I’ll admit it…I was blunt in the face of his ignorance. Far more blunt than usual because I couldn’t really see where he was going because my eyes haven’t been behaving today and I was exhausted to the point of slurring like a drunkard. And he went silent for a minute in the face of that bluntness. 

“Really that bad, eh?” I saw him glance warily at me, finally understanding that he may have actually insulted someone with a genuine illness and not just a young-professionals excuse to skive off after graduation. 
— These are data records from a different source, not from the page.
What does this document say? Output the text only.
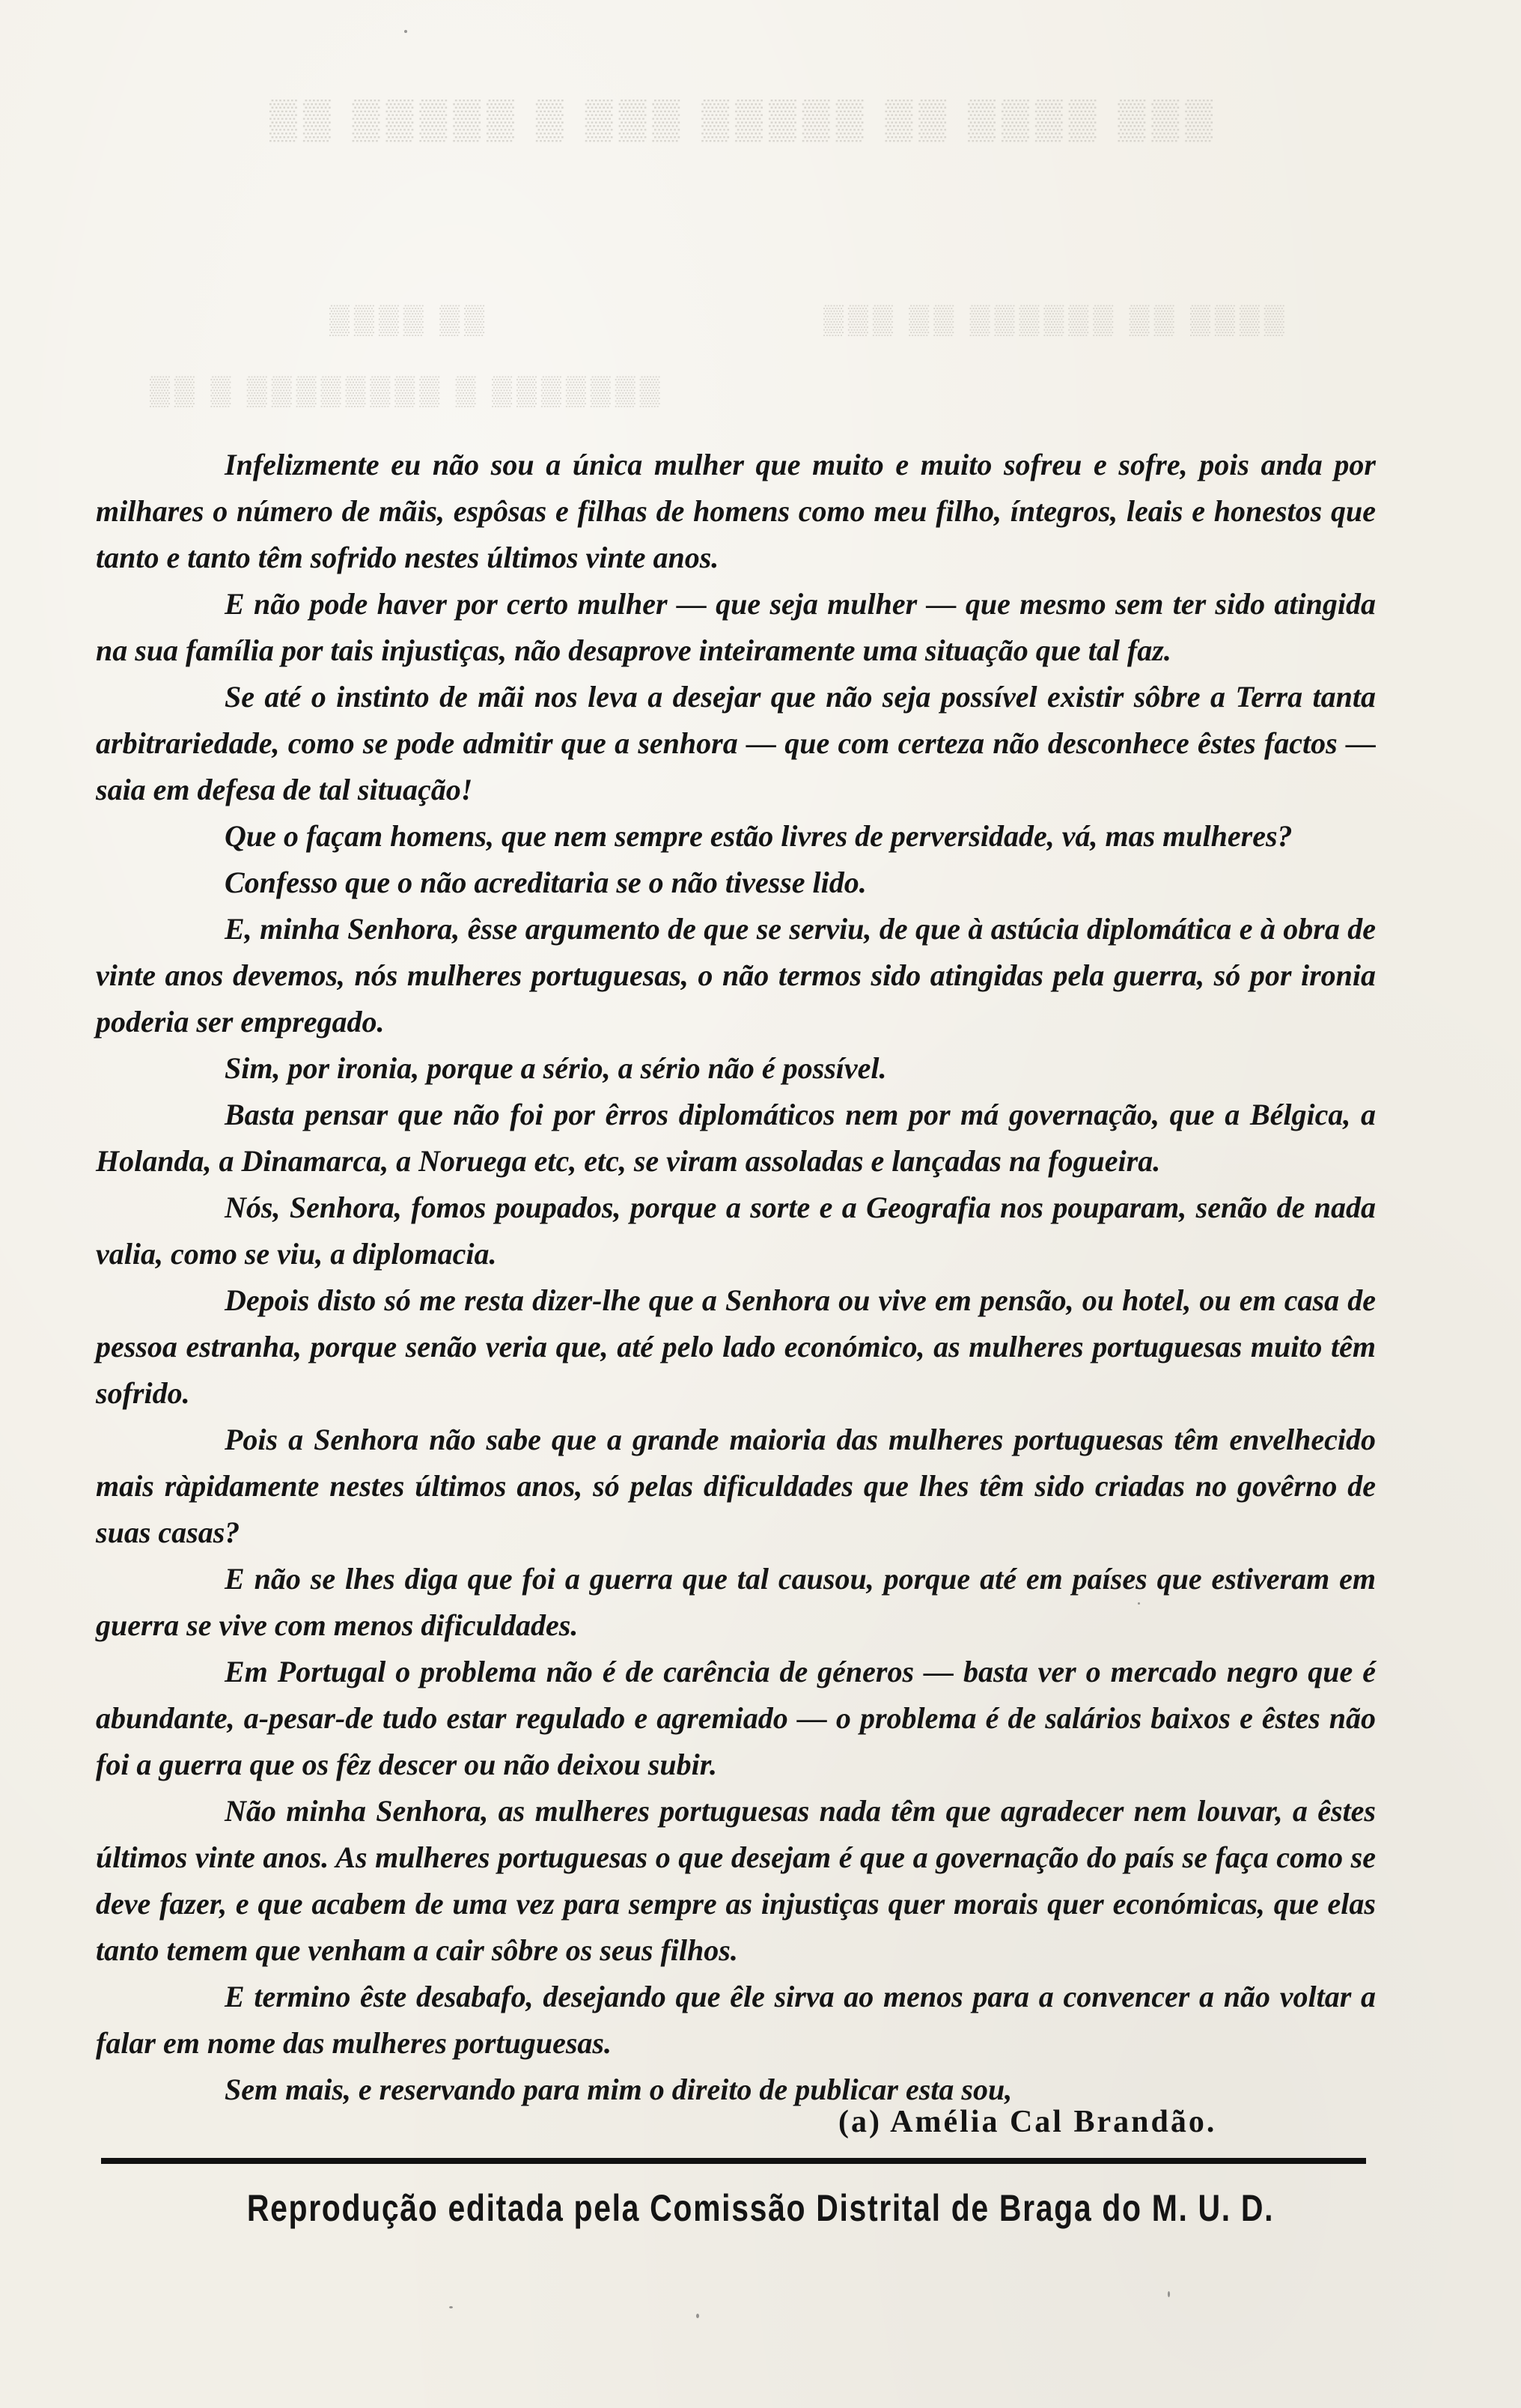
▒▒ ▒▒▒▒▒ ▒ ▒▒▒ ▒▒▒▒▒ ▒▒ ▒▒▒▒ ▒▒▒
▒▒▒▒ ▒▒	▒▒▒ ▒▒ ▒▒▒▒▒▒ ▒▒ ▒▒▒▒
▒▒ ▒ ▒▒▒▒▒▒▒▒ ▒ ▒▒▒▒▒▒▒

Infelizmente eu não sou a única mulher que muito e muito sofreu e sofre, pois anda por milhares o número de mãis, espôsas e filhas de homens como meu filho, íntegros, leais e honestos que tanto e tanto têm sofrido nestes últimos vinte anos.

E não pode haver por certo mulher — que seja mulher — que mesmo sem ter sido atingida na sua família por tais injustiças, não desaprove inteiramente uma situação que tal faz.

Se até o instinto de mãi nos leva a desejar que não seja possível existir sôbre a Terra tanta arbitrariedade, como se pode admitir que a senhora — que com certeza não desconhece êstes factos — saia em defesa de tal situação!

Que o façam homens, que nem sempre estão livres de perversidade, vá, mas mulheres?

Confesso que o não acreditaria se o não tivesse lido.

E, minha Senhora, êsse argumento de que se serviu, de que à astúcia diplomática e à obra de vinte anos devemos, nós mulheres portuguesas, o não termos sido atingidas pela guerra, só por ironia poderia ser empregado.

Sim, por ironia, porque a sério, a sério não é possível.

Basta pensar que não foi por êrros diplomáticos nem por má governação, que a Bélgica, a Holanda, a Dinamarca, a Noruega etc, etc, se viram assoladas e lançadas na fogueira.

Nós, Senhora, fomos poupados, porque a sorte e a Geografia nos pouparam, senão de nada valia, como se viu, a diplomacia.

Depois disto só me resta dizer-lhe que a Senhora ou vive em pensão, ou hotel, ou em casa de pessoa estranha, porque senão veria que, até pelo lado económico, as mulheres portuguesas muito têm sofrido.

Pois a Senhora não sabe que a grande maioria das mulheres portuguesas têm envelhecido mais ràpidamente nestes últimos anos, só pelas dificuldades que lhes têm sido criadas no govêrno de suas casas?

E não se lhes diga que foi a guerra que tal causou, porque até em países que estiveram em guerra se vive com menos dificuldades.

Em Portugal o problema não é de carência de géneros — basta ver o mercado negro que é abundante, a-pesar-de tudo estar regulado e agremiado — o problema é de salários baixos e êstes não foi a guerra que os fêz descer ou não deixou subir.

Não minha Senhora, as mulheres portuguesas nada têm que agradecer nem louvar, a êstes últimos vinte anos. As mulheres portuguesas o que desejam é que a governação do país se faça como se deve fazer, e que acabem de uma vez para sempre as injustiças quer morais quer económicas, que elas tanto temem que venham a cair sôbre os seus filhos.

E termino êste desabafo, desejando que êle sirva ao menos para a convencer a não voltar a falar em nome das mulheres portuguesas.

Sem mais, e reservando para mim o direito de publicar esta sou,

(a) Amélia Cal Brandão.
Reprodução editada pela Comissão Distrital de Braga do M. U. D.
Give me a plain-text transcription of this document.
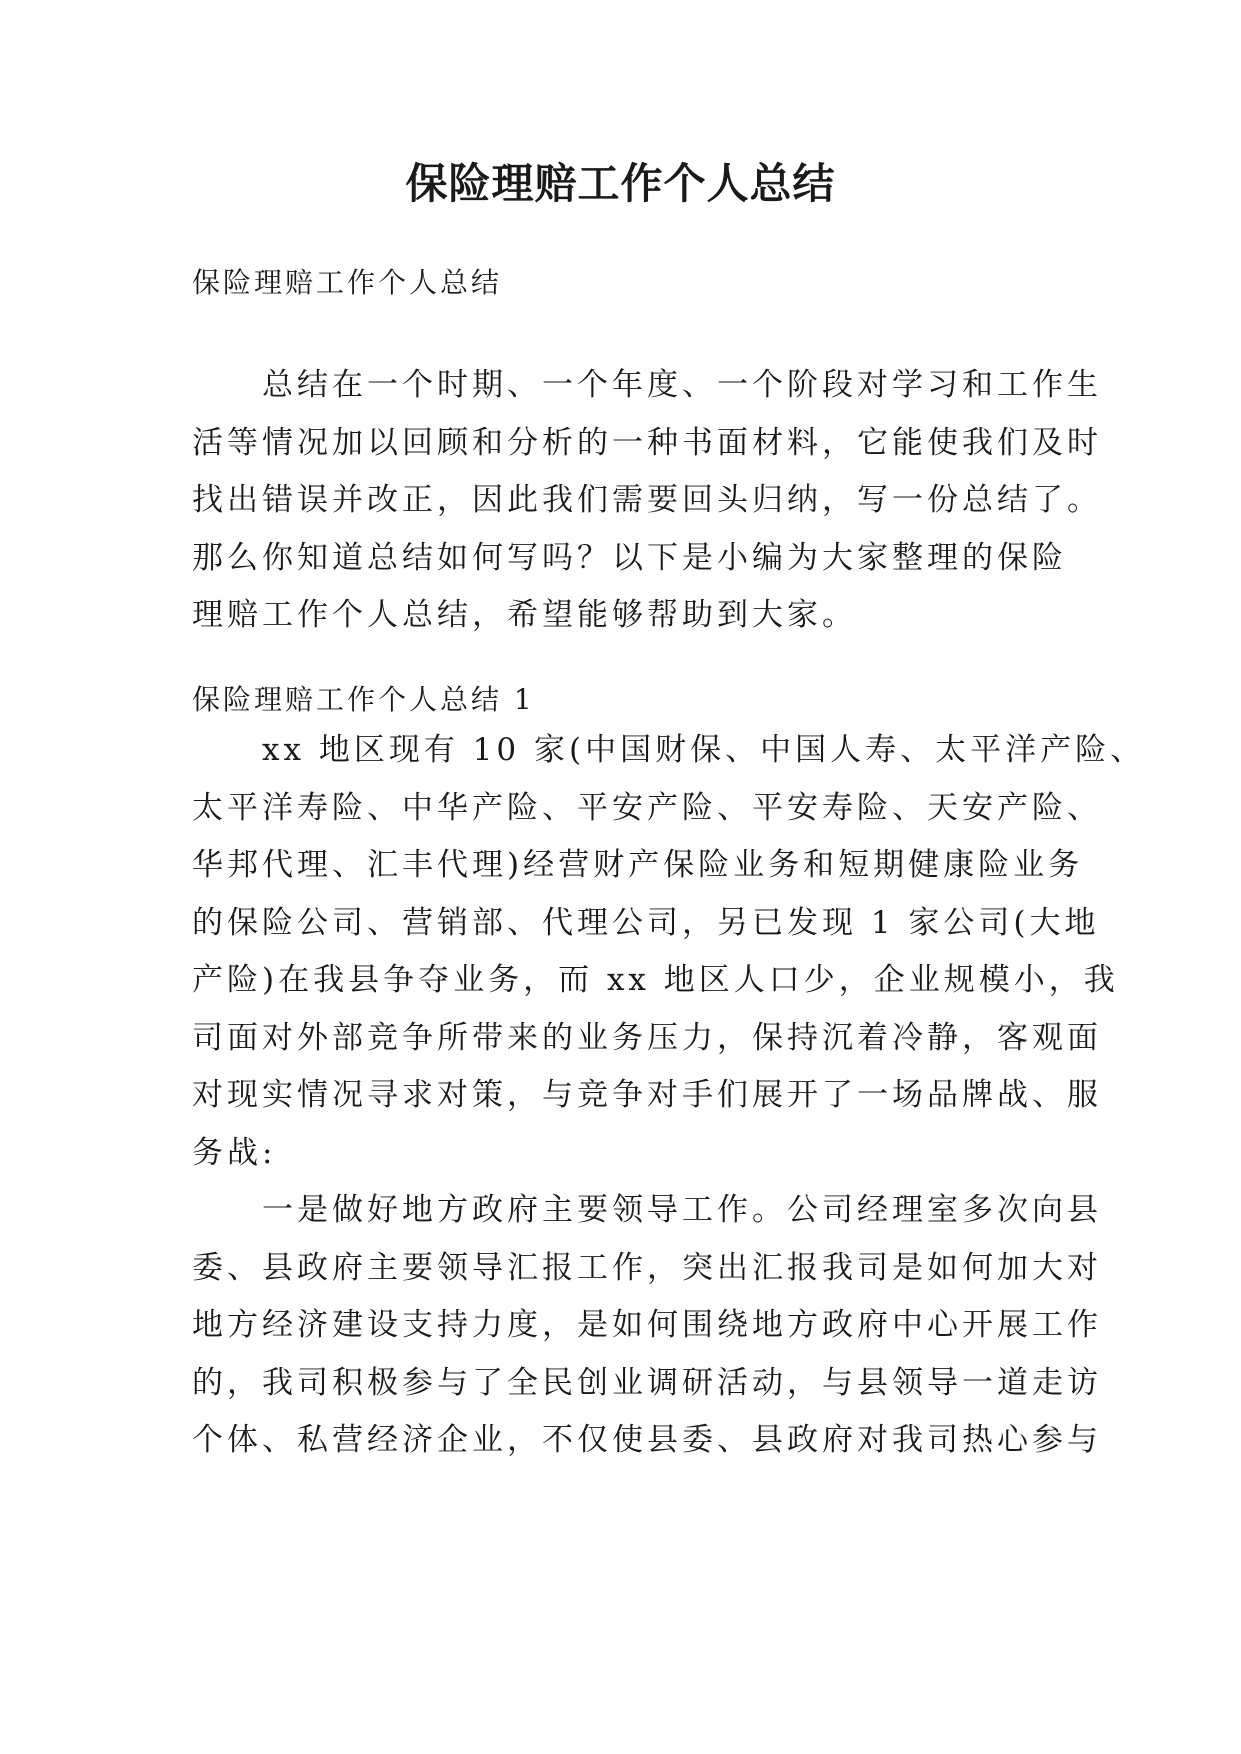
保险理赔工作个人总结

保险理赔工作个人总结

　　总结在一个时期、一个年度、一个阶段对学习和工作生
活等情况加以回顾和分析的一种书面材料，它能使我们及时
找出错误并改正，因此我们需要回头归纳，写一份总结了。
那么你知道总结如何写吗？以下是小编为大家整理的保险
理赔工作个人总结，希望能够帮助到大家。

保险理赔工作个人总结 1

　　xx 地区现有 10 家(中国财保、中国人寿、太平洋产险、
太平洋寿险、中华产险、平安产险、平安寿险、天安产险、
华邦代理、汇丰代理)经营财产保险业务和短期健康险业务
的保险公司、营销部、代理公司，另已发现 1 家公司(大地
产险)在我县争夺业务，而 xx 地区人口少，企业规模小，我
司面对外部竞争所带来的业务压力，保持沉着冷静，客观面
对现实情况寻求对策，与竞争对手们展开了一场品牌战、服
务战:
　　一是做好地方政府主要领导工作。公司经理室多次向县
委、县政府主要领导汇报工作，突出汇报我司是如何加大对
地方经济建设支持力度，是如何围绕地方政府中心开展工作
的，我司积极参与了全民创业调研活动，与县领导一道走访
个体、私营经济企业，不仅使县委、县政府对我司热心参与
I didn’t answer him. A mixture of being too exhausted and a want to save my energy to someone who didn’t open a conversation about my illness based on such a derisive assumption. 

“Well I hope you have a better day or two soon, okay?” 

I researched the term to buggery. Seems like you don’t even need to know where it came from or what it means to understand that it’s a cloak and dagger way for idiots to be assholes. 

Yuppie Flu (noun)= Derogatory term for CFS. 

And apparently a well known derogatory term as far as I can tell! 

So, yes, Portsmouthian Taxi Driver. I’ve got Yuppie Flu. It’s permanent but treatable so I will eventually have another good day. You, on the other hand, were the twat who insulted the sickening cripple when she trusted you to kindly take her home … and there ain’t no treatment for that.